New Delhi: No Other Land may have just won an Oscar for Best Documentary Feature, but two film festivals in India cancelled screenings of the documentary made by a joint team of Palestinians and Israelis at the very last minute in 2024.
Both the Dharmshala International Film Festival (DIFF) and the MAMI Mumbai Film Festival had listed No Other Land on their schedules, but the screenings were cancelled reportedly because of the government’s refusal to give the required censor exemption. Another Palestinian film, From Ground Zero, was also removed from the DIFF line up at the last minute. According to Frontline, a small but poignant sequence from No Other Land – of an Israeli bulldozer crushing a Palestinian home – “played as part of the opening trailer before every film, a ringing reminder of what we would not be seeing”.
The film was produced by four Israeli and Palestinian activists and journalists – Basel Adra, Yuval Abraham, Rachel Szor and Hamdan Ballal Al-Huraini – and documents the struggles of Palestinian residents of Masafer Yatta and the constant attempts by Israeli settlers and the army to take over the land and demolish Palestinian properties. Masafer Yatta is a collection of 19 Palestinian villages in the south of occupied West Bank. Two of the producers – Adra and Abraham – also feature in the film, their conversations and friendship marked by the extreme inequality between them.
It is perhaps unsurprising that the screenings were denied permission. Ever since Israel’s brutal and long strikes on Gaza post October 7 that killed nearly 50,000 people, authorities in India have cracked down heavily on all sorts of solidarity events organised by students and civil society groups. FIRs have been lodged and even arrests made for people protesting Israel’s violence.

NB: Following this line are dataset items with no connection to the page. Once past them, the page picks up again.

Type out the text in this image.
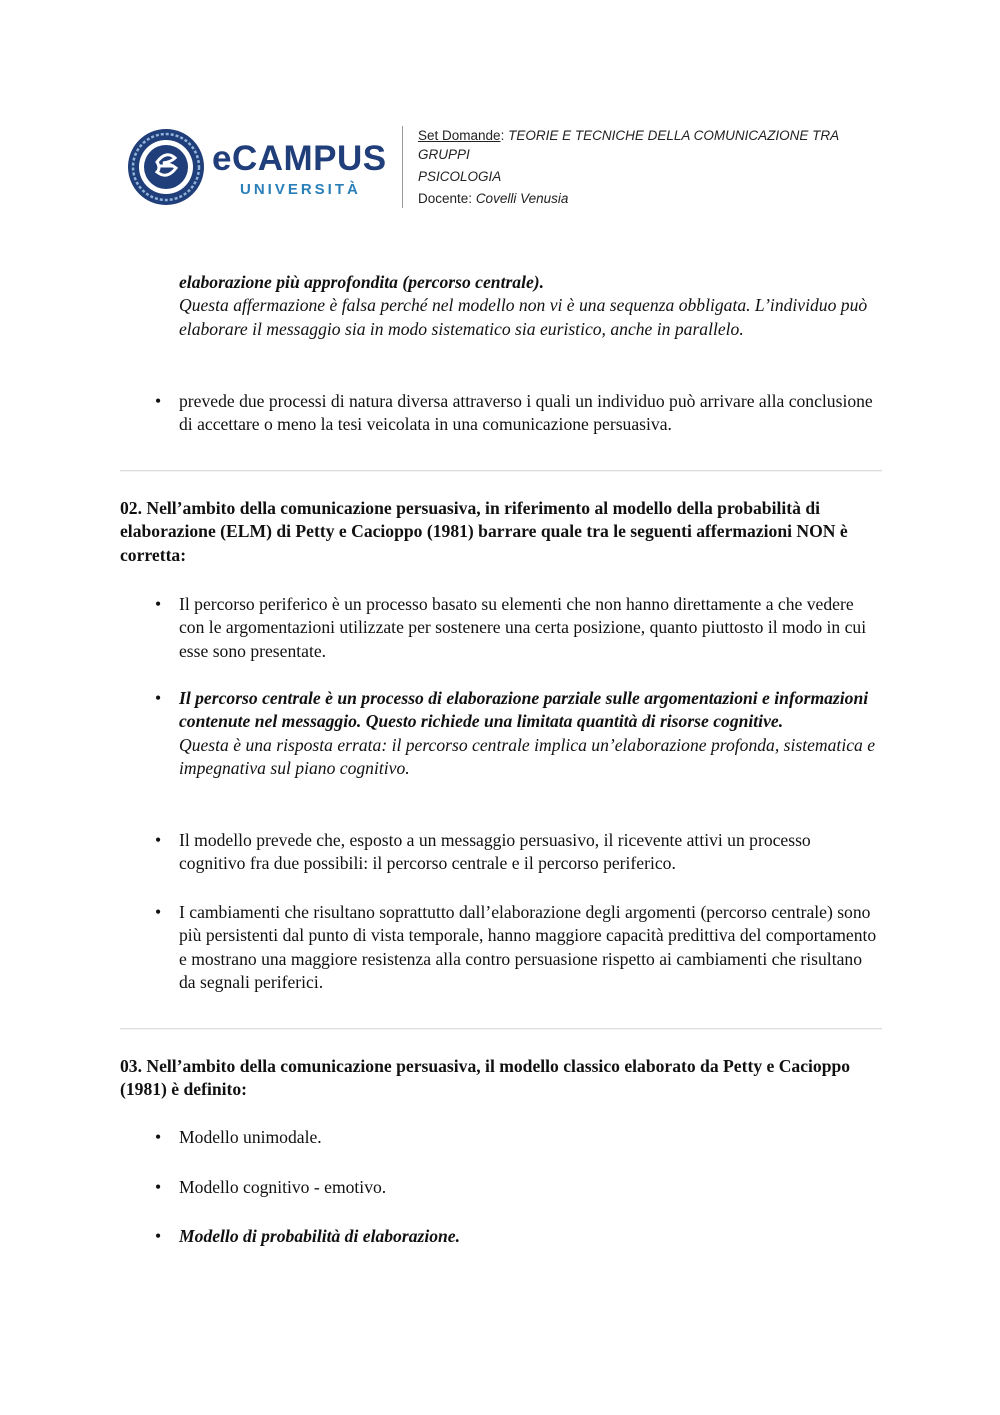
eCAMPUS
UNIVERSITÀ

Set Domande: TEORIE E TECNICHE DELLA COMUNICAZIONE TRA GRUPPI

PSICOLOGIA

Docente: Covelli Venusia

elaborazione più approfondita (percorso centrale).
Questa affermazione è falsa perché nel modello non vi è una sequenza obbligata. L’individuo può elaborare il messaggio sia in modo sistematico sia euristico, anche in parallelo.
• prevede due processi di natura diversa attraverso i quali un individuo può arrivare alla conclusione di accettare o meno la tesi veicolata in una comunicazione persuasiva.
02. Nell’ambito della comunicazione persuasiva, in riferimento al modello della probabilità di elaborazione (ELM) di Petty e Cacioppo (1981) barrare quale tra le seguenti affermazioni NON è corretta:
• Il percorso periferico è un processo basato su elementi che non hanno direttamente a che vedere con le argomentazioni utilizzate per sostenere una certa posizione, quanto piuttosto il modo in cui esse sono presentate.
• Il percorso centrale è un processo di elaborazione parziale sulle argomentazioni e informazioni contenute nel messaggio. Questo richiede una limitata quantità di risorse cognitive.
Questa è una risposta errata: il percorso centrale implica un’elaborazione profonda, sistematica e impegnativa sul piano cognitivo.
• Il modello prevede che, esposto a un messaggio persuasivo, il ricevente attivi un processo cognitivo fra due possibili: il percorso centrale e il percorso periferico.
• I cambiamenti che risultano soprattutto dall’elaborazione degli argomenti (percorso centrale) sono più persistenti dal punto di vista temporale, hanno maggiore capacità predittiva del comportamento e mostrano una maggiore resistenza alla contro persuasione rispetto ai cambiamenti che risultano da segnali periferici.
03. Nell’ambito della comunicazione persuasiva, il modello classico elaborato da Petty e Cacioppo (1981) è definito:
• Modello unimodale.
• Modello cognitivo - emotivo.
• Modello di probabilità di elaborazione.
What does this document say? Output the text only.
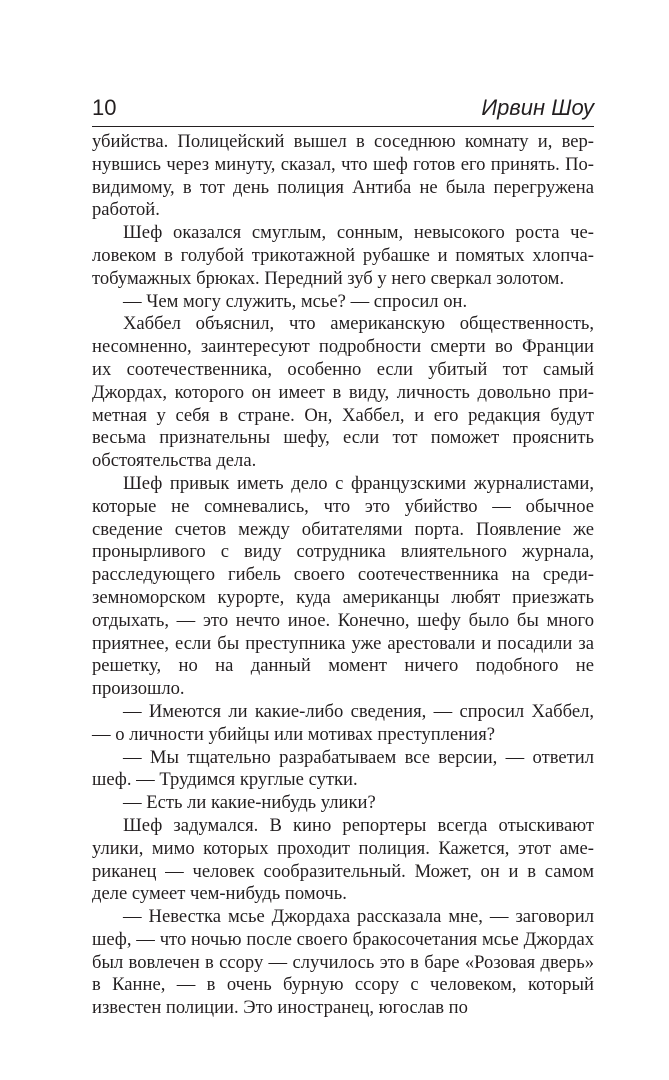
10	Ирвин Шоу

убийства. Полицейский вышел в соседнюю комнату и, вернувшись через минуту, сказал, что шеф готов его принять. По-видимому, в тот день полиция Антиба не была перегружена работой.

Шеф оказался смуглым, сонным, невысокого роста человеком в голубой трикотажной рубашке и помятых хлопчатобумажных брюках. Передний зуб у него сверкал золотом.

— Чем могу служить, мсье? — спросил он.

Хаббел объяснил, что американскую общественность, несомненно, заинтересуют подробности смерти во Франции их соотечественника, особенно если убитый тот самый Джордах, которого он имеет в виду, личность довольно приметная у себя в стране. Он, Хаббел, и его редакция будут весьма признательны шефу, если тот поможет прояснить обстоятельства дела.

Шеф привык иметь дело с французскими журналистами, которые не сомневались, что это убийство — обычное сведение счетов между обитателями порта. Появление же пронырливого с виду сотрудника влиятельного журнала, расследующего гибель своего соотечественника на средиземноморском курорте, куда американцы любят приезжать отдыхать, — это нечто иное. Конечно, шефу было бы много приятнее, если бы преступника уже арестовали и посадили за решетку, но на данный момент ничего подобного не произошло.

— Имеются ли какие-либо сведения, — спросил Хаббел, — о личности убийцы или мотивах преступления?

— Мы тщательно разрабатываем все версии, — ответил шеф. — Трудимся круглые сутки.

— Есть ли какие-нибудь улики?

Шеф задумался. В кино репортеры всегда отыскивают улики, мимо которых проходит полиция. Кажется, этот американец — человек сообразительный. Может, он и в самом деле сумеет чем-нибудь помочь.

— Невестка мсье Джордаха рассказала мне, — заговорил шеф, — что ночью после своего бракосочетания мсье Джордах был вовлечен в ссору — случилось это в баре «Розовая дверь» в Канне, — в очень бурную ссору с человеком, который известен полиции. Это иностранец, югослав по
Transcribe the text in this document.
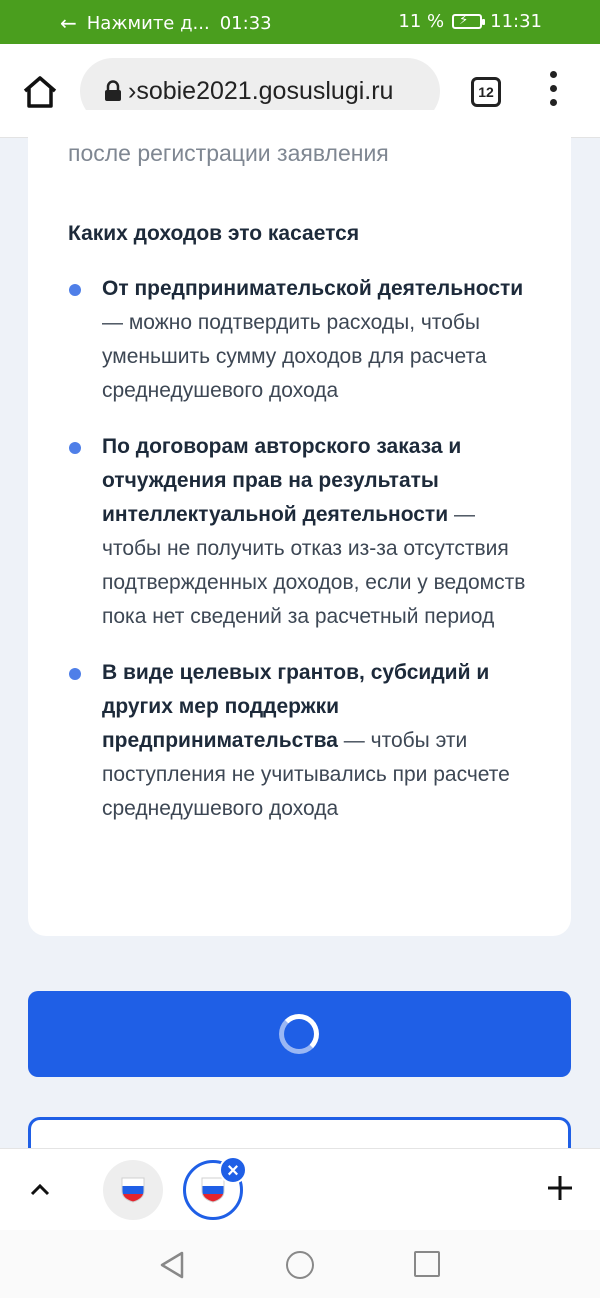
← Нажмите д... 01:33	11 % ⚡ 11:31
›sobie2021.gosuslugi.ru	12
после регистрации заявления
Каких доходов это касается
От предпринимательской деятельности — можно подтвердить расходы, чтобы уменьшить сумму доходов для расчета среднедушевого дохода
По договорам авторского заказа и отчуждения прав на результаты интеллектуальной деятельности — чтобы не получить отказ из-за отсутствия подтвержденных доходов, если у ведомств пока нет сведений за расчетный период
В виде целевых грантов, субсидий и других мер поддержки предпринимательства — чтобы эти поступления не учитывались при расчете среднедушевого дохода
×
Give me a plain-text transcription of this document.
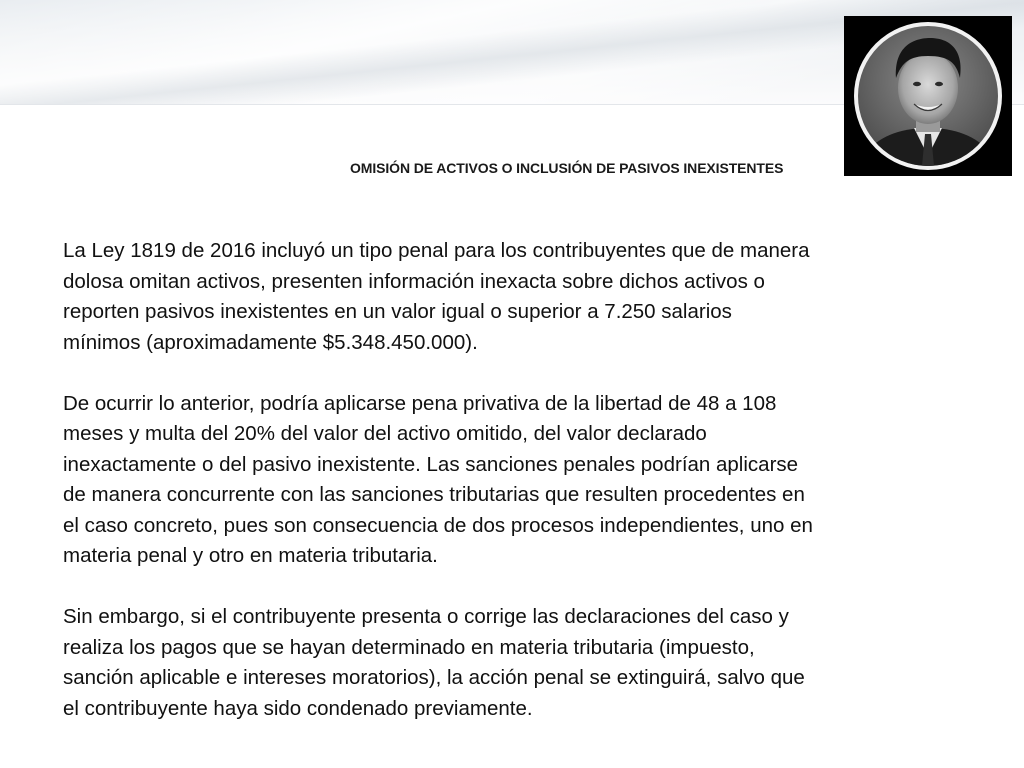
OMISIÓN DE ACTIVOS O INCLUSIÓN DE PASIVOS INEXISTENTES

La Ley 1819 de 2016 incluyó un tipo penal para los contribuyentes que de manera dolosa omitan activos, presenten información inexacta sobre dichos activos o reporten pasivos inexistentes en un valor igual o superior a 7.250 salarios mínimos (aproximadamente $5.348.450.000).

De ocurrir lo anterior, podría aplicarse pena privativa de la libertad de 48 a 108 meses y multa del 20% del valor del activo omitido, del valor declarado inexactamente o del pasivo inexistente. Las sanciones penales podrían aplicarse de manera concurrente con las sanciones tributarias que resulten procedentes en el caso concreto, pues son consecuencia de dos procesos independientes, uno en materia penal y otro en materia tributaria.

Sin embargo, si el contribuyente presenta o corrige las declaraciones del caso y realiza los pagos que se hayan determinado en materia tributaria (impuesto, sanción aplicable e intereses moratorios), la acción penal se extinguirá, salvo que el contribuyente haya sido condenado previamente.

India isn’t the only country where No Other Land has faced censorship and a distribution problem. It premiered at Berlinale in Germany, where it also won an award. The filmmakers, though, faced extensive backlash after their acceptance speeches, and were labelled “anti-Semitic”. Germany’s minister of state for culture Claudia Roth later said that when she clapped at the acceptance speeches, she was clapping only for Abraham, the Israeli producer, and not Adra, the Palestinian one. This has highlighted one of the questions being asked of the film community and the world – would the documentary have been as successful (or even noticed) had it only been made by a Palestinian team?
Even in the country where it has won the Oscar – the US – the film has failed to find a distributor, and has only been screened at a few independent film festivals. “It’s a crime if it’s not out there to be seen, to spark conversations. Maybe some distributors are afraid to engage with the topic of Israel and Palestine, but isn’t this why we’re making documentaries, to spark [conversations]? Even if you label this as politically sensitive, I think anybody who watches the film leaves it feeling there’s a very deep truth in the film,” Abraham told IndieWire in November last year.
On winning the Oscar, Adra said the rest of the world must work to end the ethnic cleansing of Palestinians. “About two months ago, I became a father, and my hope for my daughter is that she won’t have to live the same life I am living now – always fearing violence, home demolition and forceful displacement that my community, Masafer Yatta, is living and facing every day. No Other Land reflects the harsh reality that we have been enduring for decades, and still resist as we call on the world to stop the injustice, stop the ethnic cleansing of Palestinian people,” he said.